Поначалу я работал землекопом на строительстве лесозавода. Мы рыли глубокий дренаж с колодцами вокруг электростанции, затем траншею для сброса дренажных вод в речку Нырмыч. Когда земляные работы закончились, работал в бригаде плотников. Здесь было полегче. Потом стал диспетчером планового отдела. Каждую ночь передавал в штаб Вятлага, что был расположен в так называемом Соцгородке, сводки. Все данные следовало передавать нарастающим итогом. Поскольку сложение итогов производил я сам, то иногда в Соцгородке обнаруживались ужасающие ошибки. Количество уложенной на бирже древесины вдруг становилось неимоверно большим или пугающе малым. Сводки принимал молодой лейтенант, у которого был вполне доброжелательный, почти приятельский голос. Он обнаружил, что виновницей всех моих ошибок является цифра "1", которая имела обыкновение, если первая в числе, или исчезать насовсем, или вдруг появляться где-нибудь внутри самого числа. Поэтому передача сводок иногда становилась похожей на игру. Каждый раз, когда я ошибался, лейтенант, посмеиваясь, спрашивал: "Израиль, опять заснул?" Я отрицал. Говорил, что просто задумался. Телефонистки, которые обеспечивали связь, смеялись в три голоса: "Заснул! Заснул!"
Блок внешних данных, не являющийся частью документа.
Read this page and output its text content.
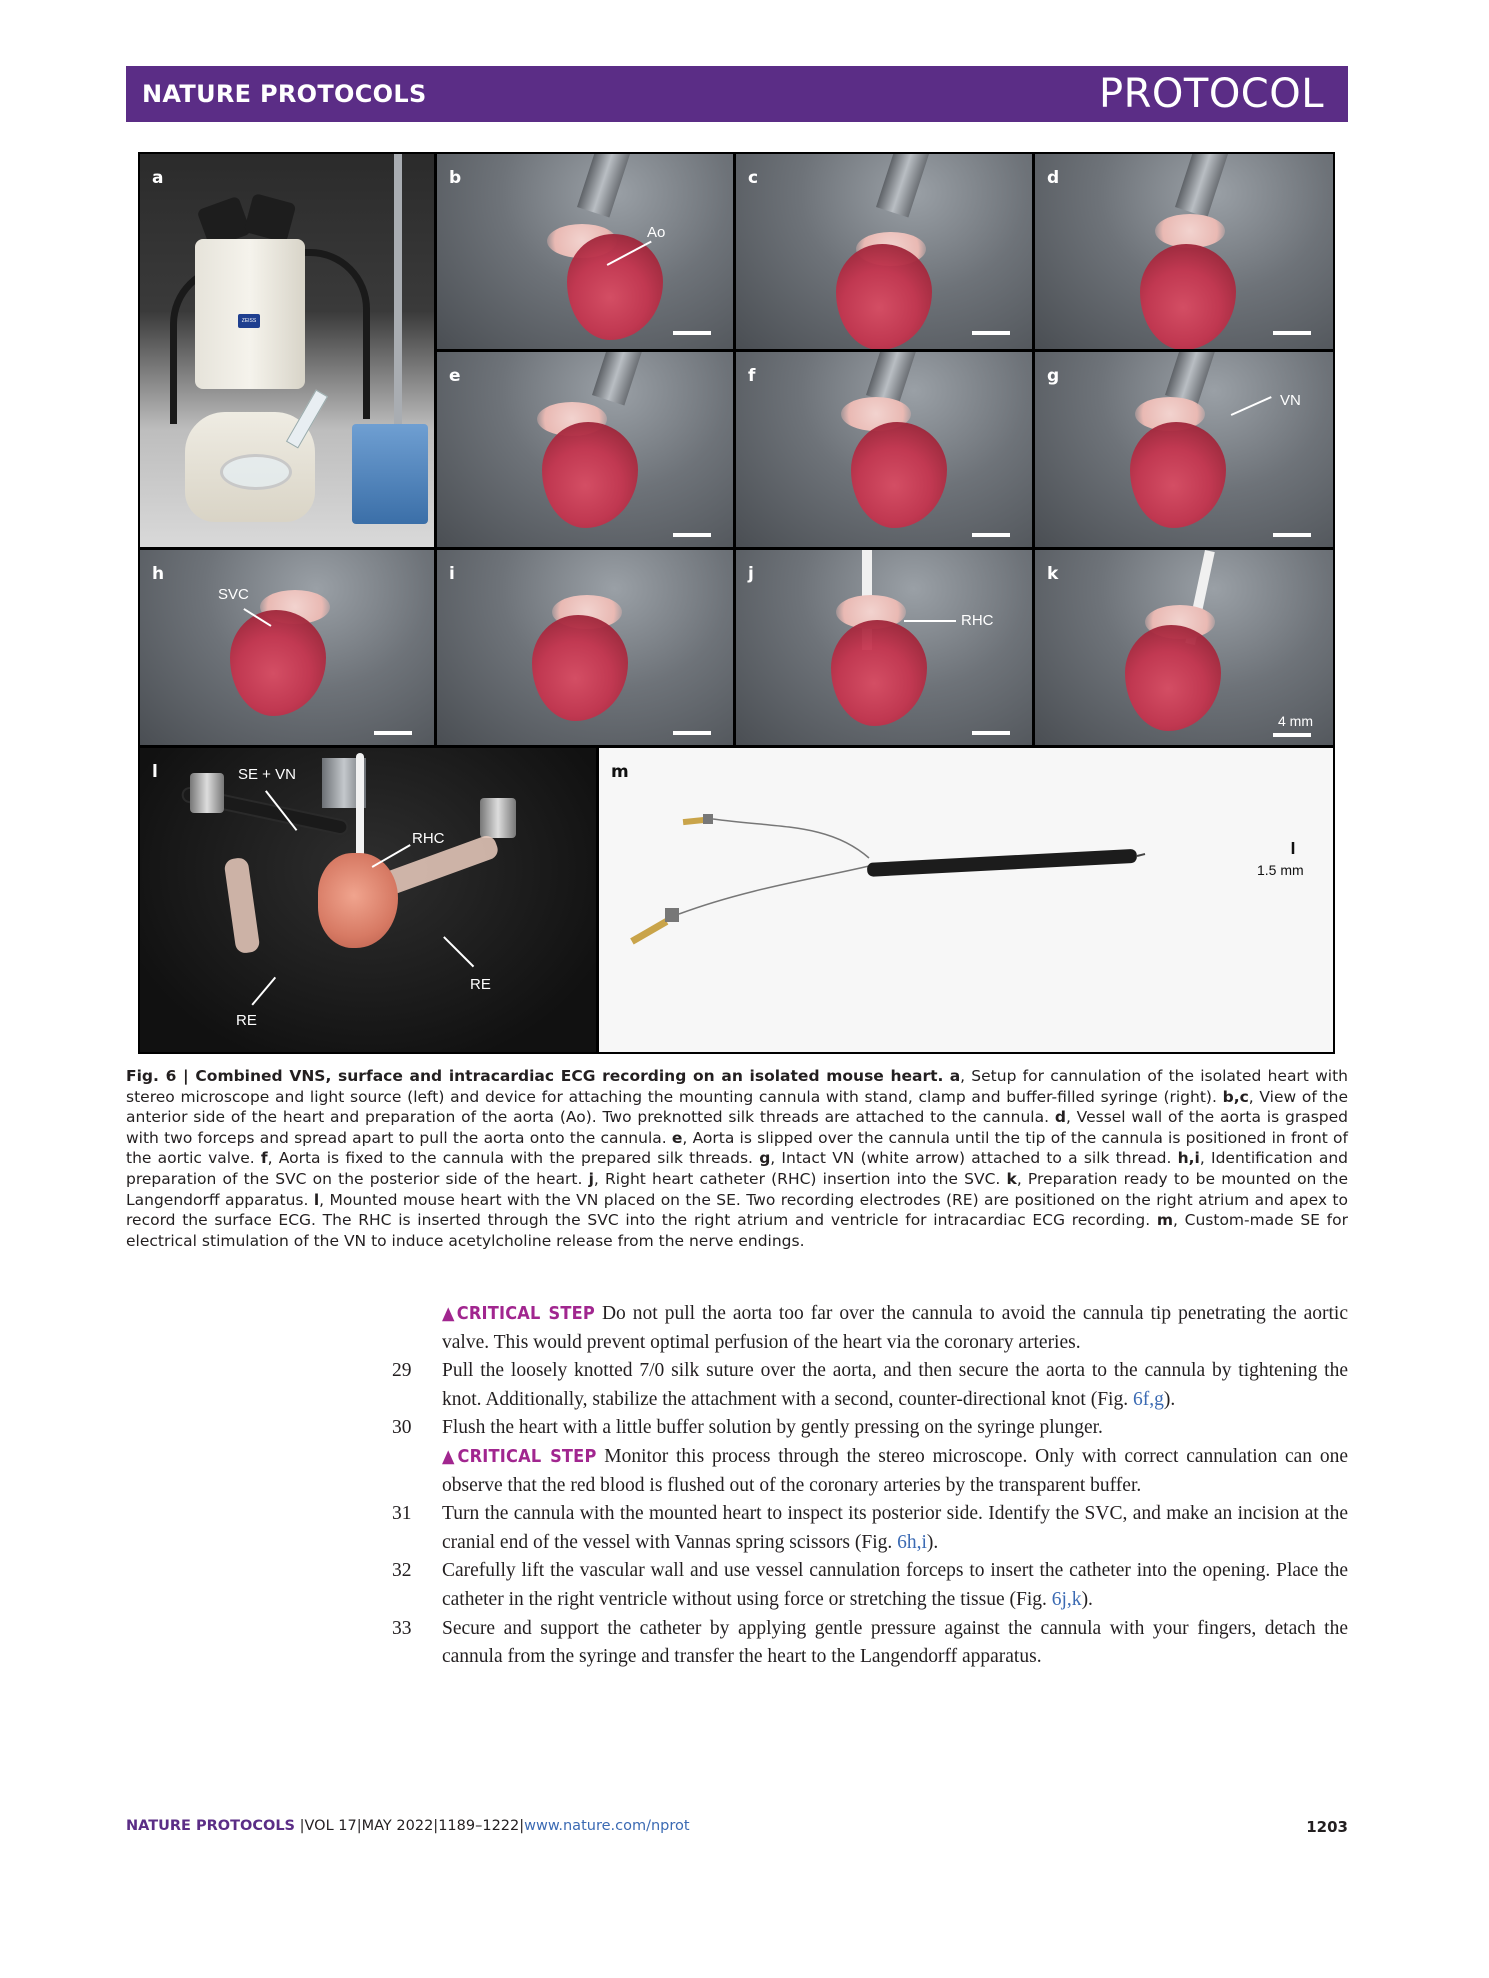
NATURE PROTOCOLS	PROTOCOL
a
ZEISS
b
Ao
c	d
e	f	g
VN
h
SVC
i	j
RHC
k
4 mm
l	SE + VN
RHC
RE
RE
m
1.5 mm
Fig. 6 | Combined VNS, surface and intracardiac ECG recording on an isolated mouse heart. a, Setup for cannulation of the isolated heart with stereo microscope and light source (left) and device for attaching the mounting cannula with stand, clamp and buffer-filled syringe (right). b,c, View of the anterior side of the heart and preparation of the aorta (Ao). Two preknotted silk threads are attached to the cannula. d, Vessel wall of the aorta is grasped with two forceps and spread apart to pull the aorta onto the cannula. e, Aorta is slipped over the cannula until the tip of the cannula is positioned in front of the aortic valve. f, Aorta is fixed to the cannula with the prepared silk threads. g, Intact VN (white arrow) attached to a silk thread. h,i, Identification and preparation of the SVC on the posterior side of the heart. j, Right heart catheter (RHC) insertion into the SVC. k, Preparation ready to be mounted on the Langendorff apparatus. l, Mounted mouse heart with the VN placed on the SE. Two recording electrodes (RE) are positioned on the right atrium and apex to record the surface ECG. The RHC is inserted through the SVC into the right atrium and ventricle for intracardiac ECG recording. m, Custom-made SE for electrical stimulation of the VN to induce acetylcholine release from the nerve endings.
▲CRITICAL STEP Do not pull the aorta too far over the cannula to avoid the cannula tip penetrating the aortic valve. This would prevent optimal perfusion of the heart via the coronary arteries.
29 Pull the loosely knotted 7/0 silk suture over the aorta, and then secure the aorta to the cannula by tightening the knot. Additionally, stabilize the attachment with a second, counter-directional knot (Fig. 6f,g).
30 Flush the heart with a little buffer solution by gently pressing on the syringe plunger.
▲CRITICAL STEP Monitor this process through the stereo microscope. Only with correct cannulation can one observe that the red blood is flushed out of the coronary arteries by the transparent buffer.
31 Turn the cannula with the mounted heart to inspect its posterior side. Identify the SVC, and make an incision at the cranial end of the vessel with Vannas spring scissors (Fig. 6h,i).
32 Carefully lift the vascular wall and use vessel cannulation forceps to insert the catheter into the opening. Place the catheter in the right ventricle without using force or stretching the tissue (Fig. 6j,k).
33 Secure and support the catheter by applying gentle pressure against the cannula with your fingers, detach the cannula from the syringe and transfer the heart to the Langendorff apparatus.
NATURE PROTOCOLS |VOL 17|MAY 2022|1189–1222|www.nature.com/nprot	1203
Лейтенант как-то сказал, что все мы, диспетчеры, как правило, западаем на какую-нибудь цифру. Но есть один диспетчер, который ошибается вне всякой логики. На воле был философом.
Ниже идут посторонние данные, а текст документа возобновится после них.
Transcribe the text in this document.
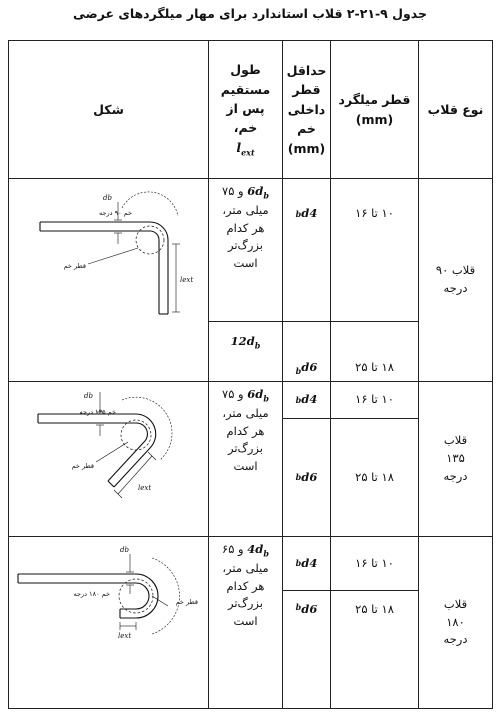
جدول ۹-۲۱-۲ قلاب استاندارد برای مهار میلگردهای عرضی
نوع قلاب
قطر میلگرد
(mm)
حداقل قطر داخلی خم
(mm)
طول مستقیم پس از خم،
$l_{ext}$
شکل
قلاب ۹۰ درجه
۱۰ تا ۱۶
4
d
b
۱۸ تا ۲۵
6
d
b
$6d_b$ و ۷۵ میلی متر، هر کدام بزرگ‌تر است
$12d_b$
db
خم ۹۰ درجه
قطر خم
lext
قلاب ۱۳۵ درجه
۱۰ تا ۱۶
4
d
b
۱۸ تا ۲۵
6
d
b
$6d_b$ و ۷۵ میلی متر، هر کدام بزرگ‌تر است
db
خم ۱۳۵ درجه
قطر خم
lext
قلاب ۱۸۰ درجه
۱۰ تا ۱۶
4
d
b
۱۸ تا ۲۵
6
d
b
$4d_b$ و ۶۵ میلی متر، هر کدام بزرگ‌تر است
db
خم ۱۸۰ درجه
قطر خم
lext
Можно сколько угодно спорить, одинаковы или нет были сталинские и гитлеровские лагеря, но все-таки это факт, что основы отчетности были у них совсем разные. У Гитлера смысл лагерной деятельности заключался в производительном уничтожении людей. У Сталина работала другая экономическая модель. Здесь с помощью одних только цифр определяли качество производственной деятельности. Точно по ленинской формуле: социализм - это учет. Механизмы принуждения и поощрения всегда находились в полном соответствии с отчетностью. Если в немецких городах не знали или делали вид, что не знают, почему в расположенных по соседству лагерях постоянно дымят трубы, то сталинские формы отчетности были распространены по всей стране, пока не довели ее до полного идиотизма.
При первой же возможности я покинул плановый отдел и перешел работать машинистом на электростанцию.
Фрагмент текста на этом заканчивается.